San Rafael, Mendoza miércoles 08 de mayo de 2024

El jardinero de la nación – Por:.BEATRIZ GENCHI

En el mes de noviembre, el azul violáceo de once mil jacarandás transforma las calles y plazas porteñas en una fiesta visual. Es un tiempo donde, como describe la canción de María Elena Walsh y Palito Ortega, «el cielo en la vereda dibujado está», algo que seguramente provocaría el orgullo de Carlos Thays, el genial paisajista francés que le dio ese color tan único y estimulante a la ciudad y que también diseñó el esquema de calles arboladas atravesadas por decenas de plazas y parques.

Thays fue jardinero, horticultor, ambientalista, además de artista y científico, y su historia en la Argentina comenzó en 1889 cuando llegó por un proyecto de dos años, pero como sus plantas, echó raíces y se quedó para siempre en el país.

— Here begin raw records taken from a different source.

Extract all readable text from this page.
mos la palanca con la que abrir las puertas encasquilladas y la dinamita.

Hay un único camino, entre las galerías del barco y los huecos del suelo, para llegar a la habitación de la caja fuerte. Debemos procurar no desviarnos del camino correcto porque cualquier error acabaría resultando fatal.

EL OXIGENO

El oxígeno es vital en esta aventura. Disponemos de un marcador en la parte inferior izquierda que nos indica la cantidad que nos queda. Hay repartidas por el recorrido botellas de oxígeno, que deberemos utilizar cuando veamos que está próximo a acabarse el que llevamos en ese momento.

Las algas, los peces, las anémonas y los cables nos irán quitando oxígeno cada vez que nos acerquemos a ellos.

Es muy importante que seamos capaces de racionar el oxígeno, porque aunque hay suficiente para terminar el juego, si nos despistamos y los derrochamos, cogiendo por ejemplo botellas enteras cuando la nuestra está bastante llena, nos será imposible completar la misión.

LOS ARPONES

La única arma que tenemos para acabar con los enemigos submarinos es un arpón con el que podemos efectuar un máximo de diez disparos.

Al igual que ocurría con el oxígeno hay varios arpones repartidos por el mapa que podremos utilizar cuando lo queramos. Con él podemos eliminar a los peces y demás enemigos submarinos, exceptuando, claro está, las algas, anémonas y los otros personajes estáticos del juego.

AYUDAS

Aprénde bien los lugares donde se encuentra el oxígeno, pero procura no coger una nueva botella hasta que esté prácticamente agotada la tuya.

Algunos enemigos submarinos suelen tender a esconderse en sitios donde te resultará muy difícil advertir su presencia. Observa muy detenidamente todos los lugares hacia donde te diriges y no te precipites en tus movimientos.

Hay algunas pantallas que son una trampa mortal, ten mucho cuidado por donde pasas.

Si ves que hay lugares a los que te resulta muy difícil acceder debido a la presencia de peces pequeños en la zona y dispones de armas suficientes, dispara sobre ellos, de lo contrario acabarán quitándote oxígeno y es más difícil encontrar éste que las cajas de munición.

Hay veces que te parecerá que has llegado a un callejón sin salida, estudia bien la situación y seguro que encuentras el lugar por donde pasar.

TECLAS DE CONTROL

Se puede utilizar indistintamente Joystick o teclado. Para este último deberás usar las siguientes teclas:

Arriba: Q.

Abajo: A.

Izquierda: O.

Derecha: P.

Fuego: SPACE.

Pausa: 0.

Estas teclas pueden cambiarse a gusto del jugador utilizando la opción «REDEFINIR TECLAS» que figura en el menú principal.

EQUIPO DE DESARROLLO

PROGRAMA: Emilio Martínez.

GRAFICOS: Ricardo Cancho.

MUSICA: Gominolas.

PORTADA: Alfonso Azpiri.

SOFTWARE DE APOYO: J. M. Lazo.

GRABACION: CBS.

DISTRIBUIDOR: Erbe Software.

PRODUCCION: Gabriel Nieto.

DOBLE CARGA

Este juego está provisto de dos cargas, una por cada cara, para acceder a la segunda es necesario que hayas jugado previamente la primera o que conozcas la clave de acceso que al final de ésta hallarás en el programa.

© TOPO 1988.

Pero como una vida puede abarcar muchas pasiones, Thays además inventó el concepto de parque natural y así logró preservar el entorno de las Cataratas del Iguazú. También hizo posible la industrialización de la yerba mate en su tiempo.

Por esas bromas que tanto le gusta realizar al destino, el hombre al que Buenos Aires le debe el 80 por ciento de sus lugares verdes no nació en esas pampas sino en Francia, el 20 de agosto de 1849. Su padre era un tipógrafo belga establecido en París y su madre, una joven de Versalles. Thays fue discípulo de uno de los paisajistas más reconocidos de su tiempo, Edouard André, con el que trabajó por toda Europa. En 1891 lo nombraron director de Parques y Paseos de la Ciudad de Buenos Aires, pero no fue elegido «a dedo» y mucho menos por acomodo.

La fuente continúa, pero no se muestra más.